While at EclipseCon this year, I had the chance to talk with Greg Wilkins and Adam Lieber of Webtide. Just the night before they’d checked code into the Eclipse Foundation repositories to finish up adding Jetty as an Eclipse project. We start out discussing Jetty’s new Eclipse home.
I then ask if Jetty is still a small, embedded web server. While it sounds like it’s grown up since the days long ago when I used, as they say, adding it to Eclipse has given them the option to re-slim down and componentize Jetty even more.
We then talk about different scenarios Jetty can be, and is, used in, esp. as a component for application servers and surprisingly in Android and Windows Mobile phones. The phone use-case in intriguing so I ask them for some examples of how it might be used.

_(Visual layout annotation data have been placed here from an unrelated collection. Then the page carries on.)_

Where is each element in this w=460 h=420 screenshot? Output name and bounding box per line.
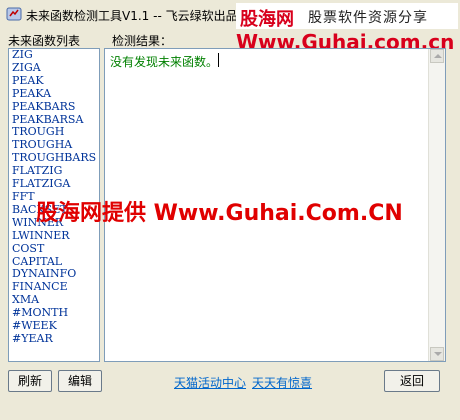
- function-list-item[interactable]: ZIG: [9, 49, 99, 62]
- arrow-down-icon: [434, 352, 442, 356]
- function-list-item[interactable]: COST: [9, 242, 99, 256]
- function-list-item[interactable]: #WEEK: [9, 319, 99, 333]
- function-list-item[interactable]: ZIGA: [9, 61, 99, 75]
- result-text: 没有发现未来函数。: [110, 55, 219, 69]
- refresh-button[interactable]: 刷新: [8, 370, 52, 392]
- text-caret: [218, 53, 219, 67]
- scroll-up-button[interactable]: [430, 49, 444, 63]
- tmall-activity-link[interactable]: 天猫活动中心: [174, 374, 246, 391]
- watermark-text: 股海网提供 Www.Guhai.Com.CN: [36, 201, 403, 226]
- brand-logo: 股海网: [240, 9, 294, 30]
- daily-surprise-link[interactable]: 天天有惊喜: [252, 374, 312, 391]
- function-list-item[interactable]: #YEAR: [9, 332, 99, 346]
- back-button[interactable]: 返回: [384, 370, 440, 392]
- function-list-item[interactable]: PEAKA: [9, 87, 99, 101]
- result-label: 检测结果：: [112, 34, 173, 48]
- function-list-item[interactable]: PEAKBARS: [9, 100, 99, 114]
- vertical-scrollbar[interactable]: [428, 49, 445, 361]
- brand-slogan: 股票软件资源分享: [308, 10, 428, 26]
- app-icon: [6, 7, 22, 21]
- window-title: 未来函数检测工具V1.1 -- 飞云绿软出品: [26, 9, 238, 23]
- arrow-up-icon: [434, 54, 442, 58]
- brand-banner: 股海网 股票软件资源分享: [236, 3, 458, 30]
- function-list-item[interactable]: PEAK: [9, 74, 99, 88]
- edit-button[interactable]: 编辑: [58, 370, 102, 392]
- function-list-label: 未来函数列表: [8, 34, 81, 48]
- scroll-down-button[interactable]: [430, 347, 444, 361]
- function-list-item[interactable]: LWINNER: [9, 229, 99, 243]
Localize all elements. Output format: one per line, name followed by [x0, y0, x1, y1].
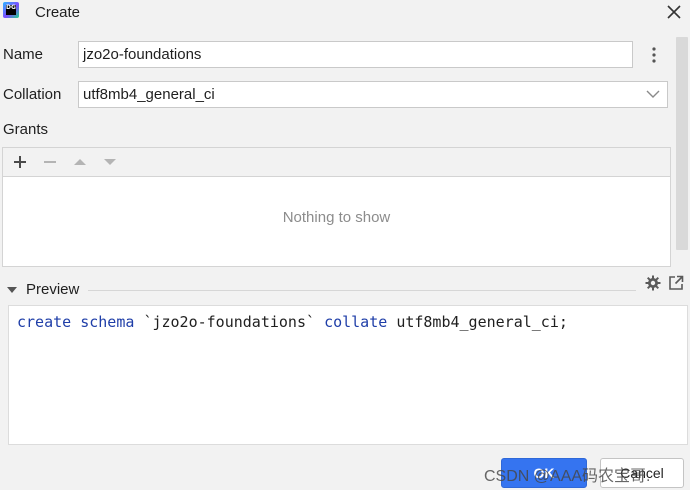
- sql-collation-value: utf8mb4_general_ci;: [396, 313, 568, 331]
- sql-code-line: create schema `jzo2o-foundations` collat…: [17, 313, 568, 331]
- empty-state-text: Nothing to show: [282, 209, 391, 226]
- divider: [88, 290, 636, 291]
- open-in-window-icon[interactable]: [668, 275, 684, 291]
- collapse-triangle-icon[interactable]: [6, 285, 18, 295]
- collation-label: Collation: [3, 86, 62, 103]
- remove-icon[interactable]: [41, 153, 59, 171]
- add-icon[interactable]: [11, 153, 29, 171]
- move-up-icon[interactable]: [71, 153, 89, 171]
- gear-icon[interactable]: [645, 275, 661, 291]
- move-down-icon[interactable]: [101, 153, 119, 171]
- sql-keyword: collate: [324, 313, 388, 331]
- grants-label: Grants: [3, 121, 49, 138]
- sql-keyword: schema: [80, 313, 135, 331]
- grants-table: Nothing to show: [2, 147, 671, 267]
- cancel-button[interactable]: Cancel: [600, 458, 684, 488]
- scrollbar[interactable]: [676, 37, 688, 250]
- chevron-down-icon[interactable]: [644, 86, 662, 102]
- collation-select[interactable]: utf8mb4_general_ci: [78, 81, 668, 108]
- name-label: Name: [3, 46, 44, 63]
- preview-header[interactable]: Preview: [0, 276, 690, 304]
- name-input[interactable]: jzo2o-foundations: [78, 41, 633, 68]
- sql-identifier: `jzo2o-foundations`: [143, 313, 316, 331]
- ok-button[interactable]: OK: [501, 458, 587, 488]
- datagrip-logo-icon: DG: [3, 2, 19, 18]
- close-icon[interactable]: [664, 2, 684, 22]
- grants-toolbar: [3, 148, 670, 177]
- title-bar: DG Create: [0, 0, 690, 26]
- more-options-icon[interactable]: [647, 45, 661, 65]
- window-title: Create: [35, 4, 81, 21]
- sql-keyword: create: [17, 313, 72, 331]
- sql-preview-editor[interactable]: create schema `jzo2o-foundations` collat…: [8, 305, 688, 445]
- preview-label: Preview: [26, 281, 80, 298]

Next up, I ask them why they choose to dock themselves in Eclipse. Along with this, we talk about the way Jetty is being run in Eclipse as components and how that relates to them being assembled in the existing CodeHaus repository.
To close out, pulling up the to Eclipse in general, I ask them how Jetty will fit into the general Eclipse Runtime projects and vision.
As a post-script, not too long after we recorded this video, the Webtide folks discovered that Google AppEngine is using Jetty to aid in Java support.
Disclosure: The Eclipse Foundation is a client, sponsored this video, and paid T&E to EclipseCon.
Jetty is awesome. We made it the default for OpenNMS about two years ago (although Tomcat support is still maintained), so it's not just for small projects.